A more moderated bill recently considered by the General Assembly is Senate Bill 90, which would have streamlined the pistol permit process. The bill (or addition to the bill) appears to have vanished (more on that below). Here is the descriptor from Travis Fain at WRAL:
Under current law, people who don’t have concealed carry permits have to get a pistol purchase permit from their sheriff for each handgun they buy.
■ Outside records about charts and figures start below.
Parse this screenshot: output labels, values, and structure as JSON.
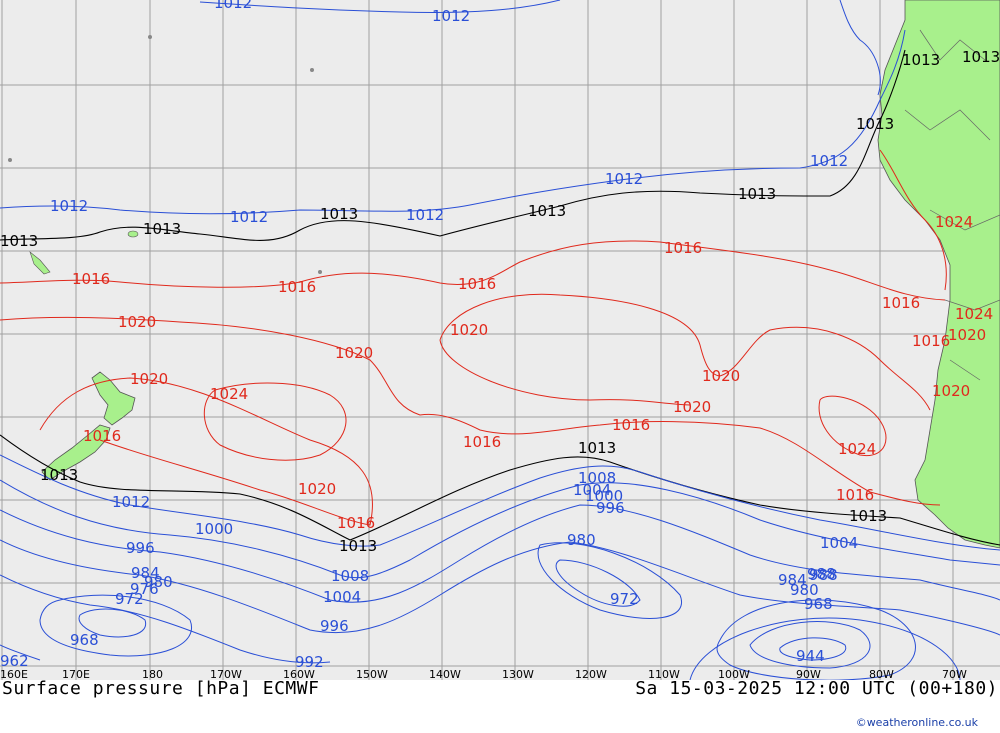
{
  "map": {
    "title_left": "Surface pressure [hPa] ECMWF",
    "title_right": "Sa 15-03-2025 12:00 UTC (00+180)",
    "credit": "©weatheronline.co.uk",
    "longitude_labels": [
      "160E",
      "170E",
      "180",
      "170W",
      "160W",
      "150W",
      "140W",
      "130W",
      "120W",
      "110W",
      "100W",
      "90W",
      "80W",
      "70W"
    ],
    "colors": {
      "ocean": "#ececec",
      "land": "#a8f08c",
      "isobar_low": "#2a4fd6",
      "isobar_high": "#e0291c",
      "isobar_1013": "#000000",
      "grid": "#a0a0a0"
    },
    "isobar_labels": {
      "blue": [
        "1012",
        "1012",
        "1012",
        "1012",
        "1012",
        "1012",
        "1012",
        "1012",
        "1008",
        "1004",
        "1000",
        "1000",
        "996",
        "996",
        "992",
        "988",
        "984",
        "980",
        "976",
        "972",
        "968",
        "962",
        "944",
        "1004",
        "980",
        "1004",
        "972",
        "984",
        "980",
        "988",
        "968",
        "996",
        "1008"
      ],
      "red": [
        "1016",
        "1016",
        "1016",
        "1016",
        "1016",
        "1016",
        "1016",
        "1016",
        "1016",
        "1020",
        "1020",
        "1020",
        "1020",
        "1020",
        "1020",
        "1020",
        "1024",
        "1024",
        "1024",
        "1020",
        "1016",
        "1020",
        "1024",
        "1016"
      ],
      "black": [
        "1013",
        "1013",
        "1013",
        "1013",
        "1013",
        "1013",
        "1013",
        "1013",
        "1013",
        "1013",
        "1013",
        "1013"
      ]
    }
  }
}
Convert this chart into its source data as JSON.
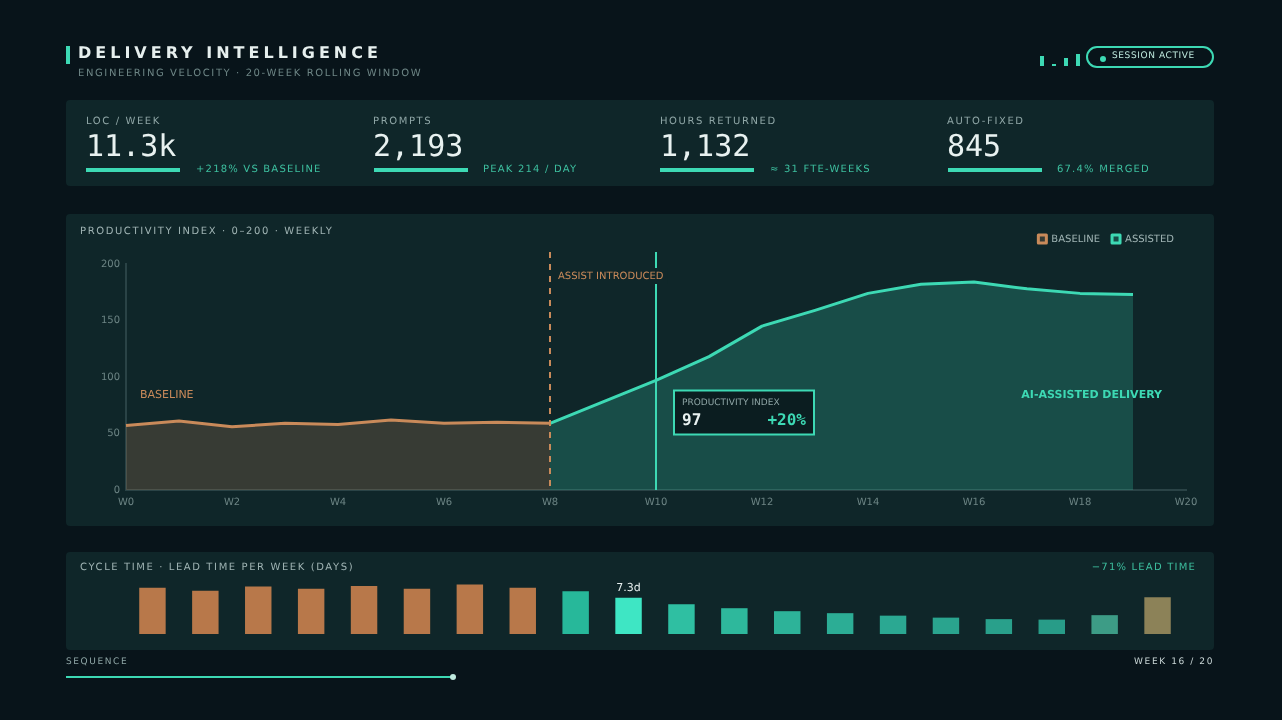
{
  "chart_data": [
    {
      "type": "other",
      "title": "DELIVERY INTELLIGENCE",
      "subtitle": "ENGINEERING VELOCITY · 20-WEEK ROLLING WINDOW",
      "annotations": [
        "SESSION ACTIVE",
        "LOC / WEEK",
        "11.3k",
        "+218% VS BASELINE",
        "PROMPTS",
        "2,193",
        "PEAK 214 / DAY",
        "HOURS RETURNED",
        "1,132",
        "≈ 31 FTE-WEEKS",
        "AUTO-FIXED",
        "845",
        "67.4% MERGED"
      ]
    },
    {
      "type": "area",
      "title": "PRODUCTIVITY INDEX · 0–200 · WEEKLY",
      "categories": [
        "W0",
        null,
        "W2",
        null,
        "W4",
        null,
        "W6",
        null,
        "W8",
        null,
        "W10",
        null,
        "W12",
        null,
        "W14",
        null,
        "W16",
        null,
        "W18",
        null,
        "W20"
      ],
      "ylim": [
        0,
        200
      ],
      "yticks": [
        0,
        50,
        100,
        150,
        200
      ],
      "legend": "top right",
      "series": [
        {
          "name": "BASELINE",
          "color": "#c98a5a",
          "values": [
            57,
            61,
            56,
            59,
            58,
            62,
            59,
            60,
            59,
            null,
            null,
            null,
            null,
            null,
            null,
            null,
            null,
            null,
            null,
            null,
            null
          ]
        },
        {
          "name": "ASSISTED",
          "color": "#3dd9b4",
          "values": [
            null,
            null,
            null,
            null,
            null,
            null,
            null,
            null,
            59,
            78,
            97,
            118,
            145,
            159,
            174,
            182,
            184,
            178,
            174,
            173,
            null
          ]
        }
      ],
      "ref_lines": [
        {
          "axis": "x",
          "value": "W8",
          "label": "ASSIST INTRODUCED",
          "color": "#c98a5a",
          "line_style": "dashed"
        },
        {
          "axis": "x",
          "value": "W10",
          "color": "#3dd9b4"
        }
      ],
      "annotations": [
        "BASELINE",
        "PRODUCTIVITY INDEX",
        "97",
        "+20%",
        "AI-ASSISTED DELIVERY"
      ]
    },
    {
      "type": "bar",
      "title": "CYCLE TIME · LEAD TIME PER WEEK (DAYS)",
      "categories": [
        null,
        null,
        null,
        null,
        null,
        null,
        null,
        null,
        null,
        null,
        null,
        null,
        null,
        null,
        null,
        null,
        null,
        null,
        null,
        null
      ],
      "values": [
        9.3,
        8.7,
        9.6,
        9.1,
        9.7,
        9.1,
        10,
        9.3,
        8.6,
        7.3,
        6.0,
        5.2,
        4.6,
        4.2,
        3.7,
        3.3,
        3.0,
        2.9,
        3.8,
        7.4
      ],
      "colors": [
        "#b8784a",
        "#b8784a",
        "#b8784a",
        "#b8784a",
        "#b8784a",
        "#b8784a",
        "#b8784a",
        "#b8784a",
        "#27b89a",
        "#3ee6c4",
        "#2fbfa2",
        "#2eb89c",
        "#2db399",
        "#2cad95",
        "#2ba892",
        "#2aa48e",
        "#29a08b",
        "#289c88",
        "#3d9c86",
        "#8c8258"
      ],
      "value_labels": [
        null,
        null,
        null,
        null,
        null,
        null,
        null,
        null,
        null,
        "7.3d",
        null,
        null,
        null,
        null,
        null,
        null,
        null,
        null,
        null,
        null
      ],
      "annotations": [
        "−71% LEAD TIME",
        "SEQUENCE",
        "WEEK 16 / 20"
      ]
    }
  ]
}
They can get more than one permit in a day, and there’s no limit how many permits they can get, but each purchase requires separate paperwork from the county sheriff.
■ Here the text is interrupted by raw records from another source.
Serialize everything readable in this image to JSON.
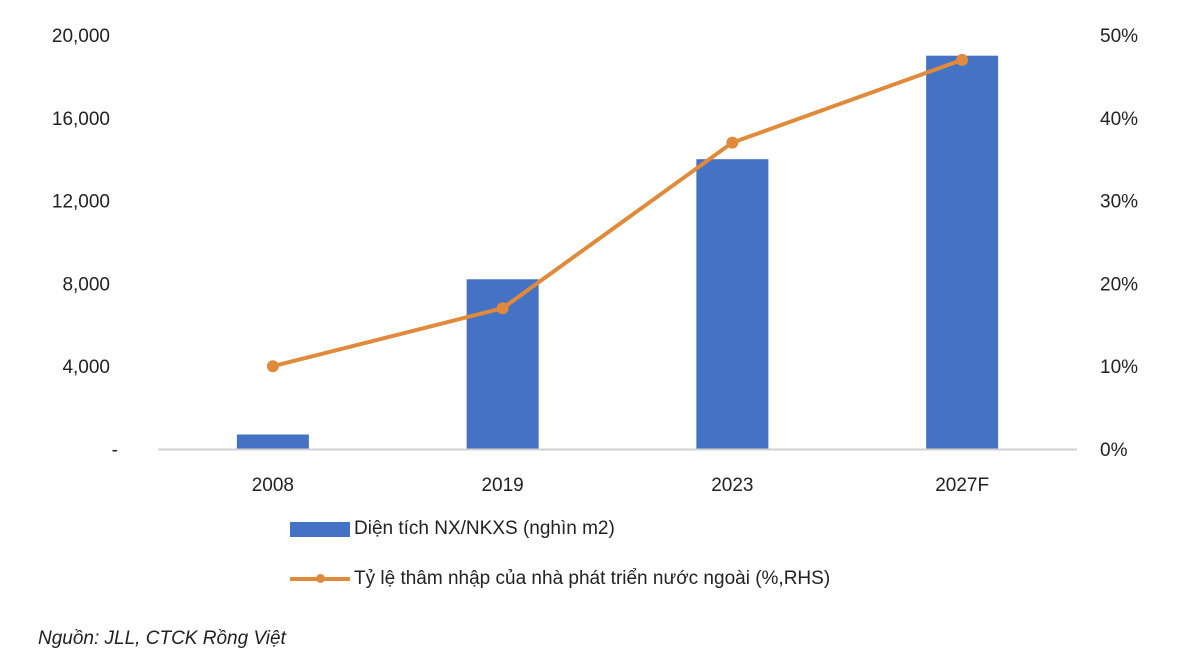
{
  "chart_data": {
    "type": "bar+line",
    "categories": [
      "2008",
      "2019",
      "2023",
      "2027F"
    ],
    "series": [
      {
        "name": "Diện tích NX/NKXS (nghìn m2)",
        "type": "bar",
        "axis": "left",
        "values": [
          700,
          8200,
          14000,
          19000
        ],
        "color": "#4472c4"
      },
      {
        "name": "Tỷ lệ thâm nhập của nhà phát triển nước ngoài (%,RHS)",
        "type": "line",
        "axis": "right",
        "values": [
          10,
          17,
          37,
          47
        ],
        "color": "#e08a3c"
      }
    ],
    "y_left": {
      "ylim": [
        0,
        20000
      ],
      "ticks": [
        "-",
        "4,000",
        "8,000",
        "12,000",
        "16,000",
        "20,000"
      ]
    },
    "y_right": {
      "ylim": [
        0,
        50
      ],
      "ticks": [
        "0%",
        "10%",
        "20%",
        "30%",
        "40%",
        "50%"
      ]
    },
    "grid": false,
    "legend_placement": "bottom"
  },
  "source": "Nguồn: JLL, CTCK Rồng Việt"
}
Senate Bill 90 would change that, making a single permit good for five years, regardless of how many handguns the person buys.
On face value, the bill appears to be a common sense start to pushing reforms back in the direction of freedom instead of the stalled out status quo under NC Republicans. Reforms favoring firearm protections haven’t been passed since 2015, and of those none of them were sweeping.
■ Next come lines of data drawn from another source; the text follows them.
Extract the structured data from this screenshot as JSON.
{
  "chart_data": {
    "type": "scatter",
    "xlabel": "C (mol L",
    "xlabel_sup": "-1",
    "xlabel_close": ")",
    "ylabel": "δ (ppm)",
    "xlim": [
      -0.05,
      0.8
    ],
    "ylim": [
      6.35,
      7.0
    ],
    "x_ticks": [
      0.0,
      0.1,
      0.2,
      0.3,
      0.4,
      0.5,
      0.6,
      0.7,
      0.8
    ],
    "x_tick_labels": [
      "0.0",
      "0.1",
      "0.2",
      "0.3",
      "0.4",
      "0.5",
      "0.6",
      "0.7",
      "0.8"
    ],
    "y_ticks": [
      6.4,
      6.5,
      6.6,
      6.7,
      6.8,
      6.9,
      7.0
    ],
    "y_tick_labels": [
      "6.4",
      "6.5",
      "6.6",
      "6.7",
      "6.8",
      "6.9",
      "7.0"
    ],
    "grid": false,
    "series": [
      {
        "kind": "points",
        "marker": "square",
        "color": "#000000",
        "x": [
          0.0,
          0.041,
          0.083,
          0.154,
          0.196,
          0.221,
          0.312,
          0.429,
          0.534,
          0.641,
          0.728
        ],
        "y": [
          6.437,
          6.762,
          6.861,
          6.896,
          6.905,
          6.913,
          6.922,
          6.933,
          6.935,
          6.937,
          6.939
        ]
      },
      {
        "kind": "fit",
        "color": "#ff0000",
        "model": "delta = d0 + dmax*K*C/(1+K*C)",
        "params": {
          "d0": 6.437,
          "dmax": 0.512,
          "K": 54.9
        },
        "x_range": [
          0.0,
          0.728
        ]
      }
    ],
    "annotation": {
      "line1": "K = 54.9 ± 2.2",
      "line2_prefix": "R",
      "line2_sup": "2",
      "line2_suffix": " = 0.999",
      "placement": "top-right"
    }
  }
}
Pistol permits, many of them from the Jim Crow era, been have been scrapped by some states in recent years. Here’s a short snippet from David Kopel’s 2005 piece titled “The Klan’s Favorite Law:”
As Jim Crow intensified, other Southern states enacted gun registration and handgun permit laws. Registration came to Mississippi (1906), Georgia (1913), and North Carolina (1917). Handgun permits were passed in North Carolina (1917), Missouri (1919), and Arkansas (1923).
As one Florida judge explained, the licensing laws were “passed for the purpose of disarming the negro laborers… [and] never intended to be applied to the white population.”
But of those states listed only North Carolina still has the local requirements for pistol permits.
Paul Valone, president of Grassroots North Carolina and some other Second Amendment supporters balked at the proposed pistol permit reform because he says the legislation ultimately gives sheriffs more power to decide who can have a pistol and who can’t. North Carolina is, of course, like most, is a “shall issue” state when it comes to concealed carry permits. Valone elaborated that it functionally would push North Carolina in a direction that would, in essence, be reflective of a “may issue” state. Under the proposed legislation, sheriffs would have broader power over issuing concealed carry permits on top of the pistol permits. Of course, there is fear too that the legislation might enshrine a Jim Crow era pistol permit indefinitely when the goal has always been full repeal.
It’s time for law enforcement, citizens, and legislators to come together to scrap this arcane law. If there is any bickering or infighting, it needs to stop. Why are North Carolinians trusted less than citizens of other states? Why are their rights less inherent and recognized? These are important questions for the citizens to think about. Is it true that citizens in Georgia, Arkansas, Mississippi, Missouri and elsewhere are better suited for freedom and Second Amendment protections?
Legislators should at least force a veto by the governor of a bill that would repeal a law that is directly rooted in enforced racial segregation and violates the inherent right to bear arms as well as the spirit of equal protection under our Fourteenth Amendment.